Citigroup loss is smaller than expected
Citigroup Inc reported a smaller-than-expected first-quarter loss for shareholders as cost-cutting and improved investment banking and trading results helped offset red ink from consumer banking and credit cards.
The third-largest U.S. bank on Friday joined Goldman Sachs Group Inc, JPMorgan Chase & Co and Wells Fargo & Co in signaling that massive government efforts to jump-start the ailing economy are helping boost bank earnings, though the industry's problems are far from over.
The bulk of the writedown in Citigroup's toxic assets are probably behind them, said Marshall Front, chairman of Front Barnett Associates LLC in Chicago, which invests $500 million and is buying Citigroup stock. But there are obviously huge hurdles ahead with respect to the credit cycle that will provide strong headwinds.
Citigroup also said it will delay a planned exchange of $52.5 billion of preferred shares into common stock, but will not change the terms.
That news pushed Citigroup shares down 15 cents, or 3.7 percent, to $3.86 in afternoon trading as investors braced for the issuance of more shares at a lower price. Citigroup has taken $45 billion of taxpayer money in a series of bailouts.
The New York-based bank's quarterly loss available to common shareholders narrowed to $966 million, or 18 cents per share, from $5.19 billion, or $1.03, a year earlier. Revenue doubled to $24.79 billion.

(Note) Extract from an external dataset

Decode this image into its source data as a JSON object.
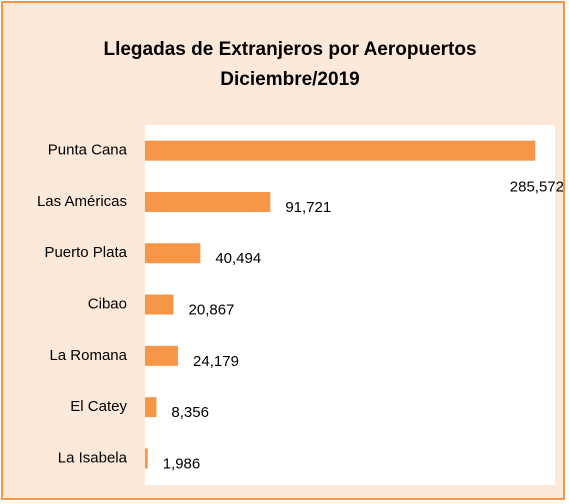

According to Reuters Estimates, the loss was 12 cents per share before one-time items. Analysts on average expected a loss of 30 cents per share on revenue of $21.73 billion.
Excluding the impact of preferred stock, Citigroup said quarterly profit was $1.59 billion, compared with a loss of $5.11 billion a year earlier. On that basis, Citigroup posted its first profit since the third quarter of 2007. The bank had lost $37.5 billion in the prior five quarters.
Perhaps the banking sector crisis is bottoming, said Richard Hunter, head of U.S. equities at Hargreaves Landsdown in London.
A BLIP?
Citigroup Chief Executive Vikram Pandit has been slashing costs and trying to unload weak businesses and troubled or toxic assets that caused many of the bank's difficulties.
The bank cut 13,000 jobs in the first quarter, ending with 309,000 workers, and shed $116 billion of assets, leaving it with $1.82 trillion.
Fixed-income trading results helped the institutional clients group, which includes investment banking, swing to a $2.83 billion profit in the first quarter.
But consumer banking lost $1.23 billion, reflecting residential real estate losses. Credit card operations lost money in North America and saw overall profit fall by two-thirds to $417 million.
Credit costs rose 76 percent to $10.3 billion, including $7.3 billion of net credit losses and a $2.7 billion increase to reserves.
The challenges are still enormous, said Michael Holland, founder of Holland & Co in New York. In the context of what we heard from JPMorgan yesterday with its continuing concerns about the consumer, Citi is going to suffer too.
The quarter included a $2.5 billion gain from an accounting rule that assumes a company whose creditworthiness weakens could close out some liabilities at a discount, creating a profit.
It's difficult to see the current figures as anything more than a blip, especially when it's largely due to an accounting rule benefiting companies in distress, said Manoj Ladwa, senior trader at ETX Capital in London. Increasing defaults on home and credit card loans and an outflow of funds from their wealth management business does not bode well.
SHEDDING TROUBLED ASSETS
Pandit in January split Citigroup into Citicorp, which includes businesses the bank wants to keep, and Citi Holdings, which includes brokerage and insurance units, bad debt and other assets that it wants to shed.
There are hundreds of billions of assets that we would think about exiting over time, Chief Financial Officer Edward Ned Kelly said on a conference call.
Quarterly expenses fell 23 percent, and Kelly said the bank is targeting the lower end of its goal for full-year expenses of $50 billion to $52 billion.
Citigroup added substantially to credit reserves in the fourth quarter, which may have made credit performance appear better than expected in the first quarter. The bank's Tier-1 capital level was little changed from the fourth quarter.
Referring to credit deterioration, Kelly said in an interview, That's not to suggest that it's over, but there was that difference between what we projected and what actually crystallized. We're comfortable with the reserve level.
Citigroup is delaying the planned exchange of preferred shares for common stock until the U.S. government completes stress tests to gauge which large banks need more aid. Results of the tests are due in early May.
The exchange contemplates a swap of up to $27.5 billion of preferred securities at a $3.25 per share conversion price, and the government converting up to $25 billion of preferred into a potential 36 percent stake.
Through Thursday, Citigroup shares were down 40 percent this year, compared with a 19 percent drop in the KBW Bank Index. Citigroup traded above $56 in early 2007.